In an earlier post, I told the story of how lawyers successfully defended James Joyce’s Ulysses against  obscenity charges in the 1930’s.    This was a major victory in the struggle against censorship, but the war was anything but over.

Another crucial battle took place in San Francisco in the 1950’s, and a young  attorney named Al Bendich played an important role in it.  Bendich’s obituary in the  New York Time tells the story well. Let me summarize it here. San Francisco in the 50’s was  home to the Beat poets, one of whom was Allen Ginsberg.  Many Beats and their admirers hung out at Lawrence Ferlinghetti’s City Lights bookstore.  One night a plainclothes policeman went to City Lights and purchased a copy of Ginsberg’s Howl.    Soon thereafter Ferlinghetti was prosecuted for selling obscene literature.   

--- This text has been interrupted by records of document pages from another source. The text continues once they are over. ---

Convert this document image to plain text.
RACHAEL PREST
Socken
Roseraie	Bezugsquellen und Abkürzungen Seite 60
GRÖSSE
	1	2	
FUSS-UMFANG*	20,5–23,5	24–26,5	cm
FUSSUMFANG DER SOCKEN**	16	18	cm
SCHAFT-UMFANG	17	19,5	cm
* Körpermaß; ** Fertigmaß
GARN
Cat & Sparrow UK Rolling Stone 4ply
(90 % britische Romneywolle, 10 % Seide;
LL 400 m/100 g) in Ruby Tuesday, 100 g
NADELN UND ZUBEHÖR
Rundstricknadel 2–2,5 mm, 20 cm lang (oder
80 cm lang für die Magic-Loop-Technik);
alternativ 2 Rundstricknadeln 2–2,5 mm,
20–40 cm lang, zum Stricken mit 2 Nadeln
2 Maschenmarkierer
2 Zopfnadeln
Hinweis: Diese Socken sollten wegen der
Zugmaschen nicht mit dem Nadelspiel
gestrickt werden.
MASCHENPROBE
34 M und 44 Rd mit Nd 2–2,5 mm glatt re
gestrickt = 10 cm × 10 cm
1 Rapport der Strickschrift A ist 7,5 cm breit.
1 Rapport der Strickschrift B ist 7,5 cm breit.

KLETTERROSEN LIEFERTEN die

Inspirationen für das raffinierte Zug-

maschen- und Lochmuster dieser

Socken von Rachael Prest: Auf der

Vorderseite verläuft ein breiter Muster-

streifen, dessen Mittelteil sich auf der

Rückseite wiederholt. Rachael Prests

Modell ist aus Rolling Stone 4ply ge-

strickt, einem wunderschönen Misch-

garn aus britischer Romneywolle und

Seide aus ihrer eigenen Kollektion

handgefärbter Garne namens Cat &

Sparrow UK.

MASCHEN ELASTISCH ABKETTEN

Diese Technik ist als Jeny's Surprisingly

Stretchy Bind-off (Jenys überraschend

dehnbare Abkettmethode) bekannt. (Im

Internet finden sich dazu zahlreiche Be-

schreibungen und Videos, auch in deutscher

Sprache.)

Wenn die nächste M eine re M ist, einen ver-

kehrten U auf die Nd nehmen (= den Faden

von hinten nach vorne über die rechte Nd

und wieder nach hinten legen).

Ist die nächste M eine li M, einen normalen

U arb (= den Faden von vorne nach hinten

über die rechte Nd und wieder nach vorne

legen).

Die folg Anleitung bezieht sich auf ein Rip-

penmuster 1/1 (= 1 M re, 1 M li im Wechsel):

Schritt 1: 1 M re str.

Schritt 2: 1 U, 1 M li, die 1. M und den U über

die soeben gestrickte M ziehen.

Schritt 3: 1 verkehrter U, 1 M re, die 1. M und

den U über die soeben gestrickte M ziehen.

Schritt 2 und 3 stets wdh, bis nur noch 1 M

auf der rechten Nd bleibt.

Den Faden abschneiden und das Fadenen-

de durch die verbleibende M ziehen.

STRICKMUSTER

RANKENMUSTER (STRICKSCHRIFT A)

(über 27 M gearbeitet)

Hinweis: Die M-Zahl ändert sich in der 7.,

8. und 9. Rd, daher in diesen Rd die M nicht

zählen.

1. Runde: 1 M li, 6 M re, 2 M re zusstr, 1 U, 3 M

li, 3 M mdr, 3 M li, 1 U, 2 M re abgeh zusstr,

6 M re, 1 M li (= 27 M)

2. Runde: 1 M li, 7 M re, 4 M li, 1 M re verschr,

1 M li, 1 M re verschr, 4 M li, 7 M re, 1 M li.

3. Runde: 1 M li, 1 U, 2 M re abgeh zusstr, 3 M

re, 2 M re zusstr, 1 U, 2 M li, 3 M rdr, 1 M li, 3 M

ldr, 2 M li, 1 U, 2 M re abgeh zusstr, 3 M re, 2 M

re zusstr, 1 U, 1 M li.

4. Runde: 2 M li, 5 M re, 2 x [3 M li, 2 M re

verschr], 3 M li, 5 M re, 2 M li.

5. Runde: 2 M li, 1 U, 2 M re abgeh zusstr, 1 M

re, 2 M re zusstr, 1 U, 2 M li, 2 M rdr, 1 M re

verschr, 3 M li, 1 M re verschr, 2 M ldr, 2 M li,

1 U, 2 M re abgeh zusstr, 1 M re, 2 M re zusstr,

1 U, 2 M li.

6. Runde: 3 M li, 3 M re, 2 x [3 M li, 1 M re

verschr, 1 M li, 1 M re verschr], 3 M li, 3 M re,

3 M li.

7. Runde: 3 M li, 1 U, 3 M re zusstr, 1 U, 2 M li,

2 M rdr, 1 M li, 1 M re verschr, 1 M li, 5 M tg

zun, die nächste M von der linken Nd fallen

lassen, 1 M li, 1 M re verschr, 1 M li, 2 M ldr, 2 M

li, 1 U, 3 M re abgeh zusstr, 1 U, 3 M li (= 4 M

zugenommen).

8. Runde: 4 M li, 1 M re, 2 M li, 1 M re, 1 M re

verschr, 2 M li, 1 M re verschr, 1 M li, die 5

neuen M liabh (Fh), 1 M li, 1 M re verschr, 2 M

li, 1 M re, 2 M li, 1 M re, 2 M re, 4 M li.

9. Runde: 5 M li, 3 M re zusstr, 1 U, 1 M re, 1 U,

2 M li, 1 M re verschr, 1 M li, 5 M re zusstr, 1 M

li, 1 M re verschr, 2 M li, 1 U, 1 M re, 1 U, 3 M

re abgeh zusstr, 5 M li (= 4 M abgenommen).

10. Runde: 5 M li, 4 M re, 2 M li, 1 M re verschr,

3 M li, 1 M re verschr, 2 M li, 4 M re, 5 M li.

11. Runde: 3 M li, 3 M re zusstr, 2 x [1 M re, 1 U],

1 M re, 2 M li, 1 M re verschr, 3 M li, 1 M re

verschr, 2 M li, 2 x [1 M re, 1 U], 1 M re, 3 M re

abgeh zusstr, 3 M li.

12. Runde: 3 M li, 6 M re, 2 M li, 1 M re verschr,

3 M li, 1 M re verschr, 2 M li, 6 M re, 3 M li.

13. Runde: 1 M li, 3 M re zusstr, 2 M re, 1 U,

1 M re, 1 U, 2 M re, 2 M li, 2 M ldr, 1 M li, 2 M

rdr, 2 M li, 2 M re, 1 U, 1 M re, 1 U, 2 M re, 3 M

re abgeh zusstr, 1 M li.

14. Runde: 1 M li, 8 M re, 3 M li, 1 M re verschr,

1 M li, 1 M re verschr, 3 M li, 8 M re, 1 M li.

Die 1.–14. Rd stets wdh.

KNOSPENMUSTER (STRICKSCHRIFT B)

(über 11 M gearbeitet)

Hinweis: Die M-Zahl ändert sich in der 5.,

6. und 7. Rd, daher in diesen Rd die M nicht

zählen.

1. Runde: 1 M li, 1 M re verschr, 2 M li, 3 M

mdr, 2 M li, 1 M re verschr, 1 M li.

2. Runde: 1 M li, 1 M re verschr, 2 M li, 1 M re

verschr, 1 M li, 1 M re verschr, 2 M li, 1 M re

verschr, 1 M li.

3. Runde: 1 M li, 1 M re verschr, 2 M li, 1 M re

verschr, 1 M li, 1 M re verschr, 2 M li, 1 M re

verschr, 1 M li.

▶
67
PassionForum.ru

The Howl prosecution took place at a very crucial time in First Amendment history.  The Supreme Court in the Roth case had recently ruled that “obscenity” was not protected by the First Amendment.  But the question remained how broadly the obscenity exception would be interpreted.  The Howl prosecution raised this very issue because Ginsberg made liberal  use of graphic sexual language.

The trial took place before a conservative judge in the Municipal Court.   Ferlinghetti was primarily defended by legendary San Francisco trial lawyer Jake Erlich, but the legal brief on the  issue of  obscenity was  written by the neophyte Bendich fresh out of  UC- Berkeley Law school and working at his first job at the ACLU.

The judge not only found the defendant not guilty; he also took the unusual step for a Muni court judge of writing a full opinion which followed the reasoning of Bendich’s brief. The written opinion was widely circulated and admired, a step towards later Supreme Court  decisions that  gave  full  free speech protection  from prosecution to serious works of literature.

Too often the obscenity cases are reduced to spats about “dirty words”.  But there was a lot more at stake than four letter words. As Allen Ginsberg points out, protecting free speech in case like the Howl case meant that people could say in public what they thought in private.  And we can add that when they do, they find out they are not alone.  The engines of social change are ignited and a new world  slowly emerges.  Good –bye “Ozzie and Harriet”!  Hello “The Colbert Report.” !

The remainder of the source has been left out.